Political discord within our government not only weakens our ability to deliver public services, it also considerably reduces the government's effectiveness in maintaining security at the district level, especially in the countryside. As a result, people are arming themselves, forming unauthorized and untrained militias that further deteriorates security. These local armed groups engage in armed robbery, abductions and extortion.The resulting sense of abandonment has spawned anti-US sentiment, especially in the north of Afghanistan, which has been traditionally pro-American.

Despite the fragility of our situation, NATO and the US are still set to depart and hand over an increasingly war-ravaged country to a rudimentary Afghan army. After years of support the West has understandably grown tired of war and the high cost of maintaining a durable peace. However, it is important to consider the consequences of departure in light of the aftermath of the Soviet withdrawal that led to the Taliban takeover and eventually the 9/11 attack from our soil. Abandoning Afghanistan at this critical juncture will prove costly. We cannot help but note the sad consequences of US military withdrawal from Iraq.

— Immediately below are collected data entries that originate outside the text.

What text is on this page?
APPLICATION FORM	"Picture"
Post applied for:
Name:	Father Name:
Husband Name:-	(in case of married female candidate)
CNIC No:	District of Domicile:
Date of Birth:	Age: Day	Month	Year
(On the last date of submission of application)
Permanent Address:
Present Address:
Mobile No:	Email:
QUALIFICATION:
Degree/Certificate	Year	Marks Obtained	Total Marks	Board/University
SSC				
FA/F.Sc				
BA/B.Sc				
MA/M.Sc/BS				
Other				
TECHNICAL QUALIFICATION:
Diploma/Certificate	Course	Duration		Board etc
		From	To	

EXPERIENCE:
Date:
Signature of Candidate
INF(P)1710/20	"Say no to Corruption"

Afghanistan needs continued US and international support now more than at any other time since 2001. Our state building requires prolonged support to establish and maintain a functioning administration, army and police. With the combined challenges presented by Russia, Iran, the Central Asian countries, the Taliban, Al Qaeda and now ISIS-Afghanistan, we along with the rest of the world face a security threat far greater than that posed by Al Qaeda prior to 9/11. Left on its own, Afghanistan will be again reduced to a hot bed of terrorism threatening regional and world security.

Mr. Rasikh Abdul Rahman is Director General of Provincial Affairs at the Afghanistan Civil Service Commission where he is responsible for public administration reform program in the country's 34 provinces, 364 districts and 155 municipalities.